If paying for a car isn’t going to put a big dent in your budget, then go ahead and buy the car you want. But if you’re trying to improve your financial situation and build wealth, a car payment that’s 20%, 30%, or more of your income will be a major hurdle.
How to avoid an expensive car payment
Ramsey recommends avoiding car payments altogether, and he has some recommendations for handling that. If you need a car, he suggests buying a cheap used one. Or, if you already have a car and you’re fine with it, keep it.

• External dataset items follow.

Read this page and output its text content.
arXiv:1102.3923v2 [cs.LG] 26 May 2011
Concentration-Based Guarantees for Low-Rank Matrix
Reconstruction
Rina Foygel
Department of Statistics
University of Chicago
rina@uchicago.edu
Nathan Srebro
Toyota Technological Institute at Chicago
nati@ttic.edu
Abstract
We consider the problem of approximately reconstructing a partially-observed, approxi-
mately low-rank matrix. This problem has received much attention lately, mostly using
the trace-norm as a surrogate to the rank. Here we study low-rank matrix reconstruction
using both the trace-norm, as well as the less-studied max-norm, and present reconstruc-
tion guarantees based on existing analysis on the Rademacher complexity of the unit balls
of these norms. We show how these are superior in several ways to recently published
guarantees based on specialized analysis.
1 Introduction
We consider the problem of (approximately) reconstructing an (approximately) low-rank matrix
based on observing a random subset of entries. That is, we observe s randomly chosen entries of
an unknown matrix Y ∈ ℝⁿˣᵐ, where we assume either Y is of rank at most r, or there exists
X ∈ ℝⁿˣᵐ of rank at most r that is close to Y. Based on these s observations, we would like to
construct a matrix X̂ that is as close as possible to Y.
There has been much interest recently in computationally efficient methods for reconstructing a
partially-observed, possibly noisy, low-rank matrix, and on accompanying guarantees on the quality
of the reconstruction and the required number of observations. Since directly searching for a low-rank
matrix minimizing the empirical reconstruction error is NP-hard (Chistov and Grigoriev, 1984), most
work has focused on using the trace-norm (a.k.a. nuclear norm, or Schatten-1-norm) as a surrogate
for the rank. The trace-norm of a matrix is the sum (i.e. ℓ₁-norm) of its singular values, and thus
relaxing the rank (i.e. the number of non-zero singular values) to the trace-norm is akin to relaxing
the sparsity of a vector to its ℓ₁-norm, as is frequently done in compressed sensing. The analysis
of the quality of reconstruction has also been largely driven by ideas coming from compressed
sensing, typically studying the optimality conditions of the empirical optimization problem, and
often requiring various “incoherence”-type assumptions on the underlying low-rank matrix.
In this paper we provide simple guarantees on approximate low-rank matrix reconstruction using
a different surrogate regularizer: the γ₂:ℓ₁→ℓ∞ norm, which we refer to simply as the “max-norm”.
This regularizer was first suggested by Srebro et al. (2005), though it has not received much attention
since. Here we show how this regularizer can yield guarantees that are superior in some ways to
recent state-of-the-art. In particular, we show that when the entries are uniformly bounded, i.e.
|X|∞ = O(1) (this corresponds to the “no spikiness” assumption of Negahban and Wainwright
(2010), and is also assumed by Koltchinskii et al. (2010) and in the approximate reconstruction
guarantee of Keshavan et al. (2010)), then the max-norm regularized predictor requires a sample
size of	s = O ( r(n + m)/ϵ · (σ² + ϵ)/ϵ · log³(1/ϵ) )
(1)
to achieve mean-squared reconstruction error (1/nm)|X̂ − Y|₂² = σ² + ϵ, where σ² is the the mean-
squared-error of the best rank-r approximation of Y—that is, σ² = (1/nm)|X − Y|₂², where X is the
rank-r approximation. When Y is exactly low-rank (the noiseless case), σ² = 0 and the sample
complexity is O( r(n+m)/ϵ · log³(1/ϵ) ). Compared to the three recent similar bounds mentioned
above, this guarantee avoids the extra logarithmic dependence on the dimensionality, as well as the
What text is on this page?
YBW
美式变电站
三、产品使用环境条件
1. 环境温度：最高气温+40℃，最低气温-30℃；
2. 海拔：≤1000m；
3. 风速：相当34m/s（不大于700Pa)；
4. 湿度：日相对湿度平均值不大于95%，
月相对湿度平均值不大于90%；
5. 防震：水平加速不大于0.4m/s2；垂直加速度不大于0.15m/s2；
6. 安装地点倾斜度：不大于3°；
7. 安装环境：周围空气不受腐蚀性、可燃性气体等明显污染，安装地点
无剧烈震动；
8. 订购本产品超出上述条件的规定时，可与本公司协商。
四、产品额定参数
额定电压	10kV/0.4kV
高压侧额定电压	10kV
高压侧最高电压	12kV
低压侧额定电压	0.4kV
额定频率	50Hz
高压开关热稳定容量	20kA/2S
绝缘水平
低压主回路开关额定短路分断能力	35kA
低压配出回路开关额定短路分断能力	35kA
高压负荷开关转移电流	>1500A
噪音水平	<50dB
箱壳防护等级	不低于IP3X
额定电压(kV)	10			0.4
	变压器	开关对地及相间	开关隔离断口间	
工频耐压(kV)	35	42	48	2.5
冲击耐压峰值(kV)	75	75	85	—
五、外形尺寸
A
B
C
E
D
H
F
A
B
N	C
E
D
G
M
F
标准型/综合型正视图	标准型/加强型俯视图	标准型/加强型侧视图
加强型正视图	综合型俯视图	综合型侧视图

To be honest, keeping your current car is probably the best option right now. The auto market has not been good for buyers lately, with prices for new and used cars rising more and more.
What if you don’t have a reliable car and need to buy one? In this case, here are some tips to avoid overstretching yourself financially:
- Start a savings account specifically for your car fund. Contribute to it monthly to save money when you’re ready to buy.
- Take Ramsey’s advice and look at used cars. Although still higher than normal, used car prices have come down in recent months, and there are reasonable deals available.
- If you require take out a car loanlimit your monthly payments to a maximum of 10-15% of your net salary. Make sure you don’t get an extra-long loan for lower monthly payments, though. Stick to 60 months or less for a new car loan.
Ramsey is right about expensive car payments. They may be common, but that doesn’t make them a good idea. If you can keep your car payment affordable, or better yet, avoid a car payment altogether, it will give you a big head start as you build wealth.